Since she wasn’t going to give up easily on blaming herself, he leaned forward and kissed her. Her protest stopped immediately, and her lips softened against his. She gave what he thought might have been a little sigh and seemed to sink against him and opened her mouth so his tongue could slide inside.
A kiss is just a kiss,
the song said, but whoever wrote it had obviously never kissed Therese. It was sweet and simple and complicated and hungry and sent a rush of heat through his body like an inexperienced boy getting his first kiss from the homecoming queen. A kiss could be just a kiss, but it could promise so much more, and this kiss was definitely going to lead to more.
Aroused, shaken, and in need of oxygen, Keegan ended the kiss, but didn’t draw away. Her eyes fluttered open, and they stared at each other, so close, not close enough. But soon.
She raised her hand to his face, laying her palm lightly against his jaw. He couldn’t see the big diamond, but he felt where the cool gold bands touched his skin, or imagined he did. What would it take to persuade her to remove the rings? Putting a ring of his own there?

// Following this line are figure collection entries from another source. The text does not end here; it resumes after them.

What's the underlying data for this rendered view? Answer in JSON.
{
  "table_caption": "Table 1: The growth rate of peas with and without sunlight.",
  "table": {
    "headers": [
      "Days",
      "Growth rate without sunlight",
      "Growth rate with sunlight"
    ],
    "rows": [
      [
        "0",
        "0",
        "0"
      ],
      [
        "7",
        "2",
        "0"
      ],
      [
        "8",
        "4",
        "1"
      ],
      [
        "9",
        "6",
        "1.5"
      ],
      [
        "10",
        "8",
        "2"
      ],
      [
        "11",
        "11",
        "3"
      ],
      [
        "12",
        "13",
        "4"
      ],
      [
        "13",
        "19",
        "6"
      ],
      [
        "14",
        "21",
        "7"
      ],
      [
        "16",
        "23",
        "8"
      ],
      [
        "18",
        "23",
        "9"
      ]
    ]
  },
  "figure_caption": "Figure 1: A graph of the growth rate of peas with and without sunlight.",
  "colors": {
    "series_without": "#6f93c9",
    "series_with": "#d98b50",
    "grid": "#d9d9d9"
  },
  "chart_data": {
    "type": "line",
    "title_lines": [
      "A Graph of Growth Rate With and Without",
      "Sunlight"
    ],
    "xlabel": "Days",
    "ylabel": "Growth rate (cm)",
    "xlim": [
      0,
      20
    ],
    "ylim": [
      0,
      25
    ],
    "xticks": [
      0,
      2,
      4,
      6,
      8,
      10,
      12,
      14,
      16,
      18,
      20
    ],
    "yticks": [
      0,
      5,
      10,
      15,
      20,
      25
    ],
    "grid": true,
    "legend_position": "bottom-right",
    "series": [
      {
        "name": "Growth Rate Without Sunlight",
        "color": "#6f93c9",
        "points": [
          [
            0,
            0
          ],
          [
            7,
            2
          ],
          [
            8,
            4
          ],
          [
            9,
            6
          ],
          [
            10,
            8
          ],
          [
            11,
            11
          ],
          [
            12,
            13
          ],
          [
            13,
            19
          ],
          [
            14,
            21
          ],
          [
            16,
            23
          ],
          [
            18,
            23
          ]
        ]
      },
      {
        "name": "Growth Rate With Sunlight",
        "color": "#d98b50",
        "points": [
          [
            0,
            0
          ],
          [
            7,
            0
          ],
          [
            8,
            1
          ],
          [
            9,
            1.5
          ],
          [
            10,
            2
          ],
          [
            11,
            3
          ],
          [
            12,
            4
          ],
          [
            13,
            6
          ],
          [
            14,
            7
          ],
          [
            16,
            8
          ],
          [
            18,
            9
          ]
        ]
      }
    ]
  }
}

He could see himself doing that.
The thought both surprised him and felt as natural as if he’d planned it forever. They hadn’t known each other long enough. He was still keeping the secret of Mariah’s real father. But it wasn’t the length of time that was important. It was the quality. Whether two people clicked. Whether they were meant to be together.
As for Mariah’s secret…He didn’t have to think about that right now, did he?
“Luca’s gnocchi is calling my name,” she said with a little smile. “Let’s continue this later.”
Definitely the kiss had held a promise.
The restaurant occupied an old house, the graceful kind with big porches, wide arched doorways, high ceilings, and cozy rooms. Therese requested a table near the garden, and the hostess led them down a long, broad hallway and through the rear door onto another porch. Only one of the half dozen tables was taken, at the far end from their own table.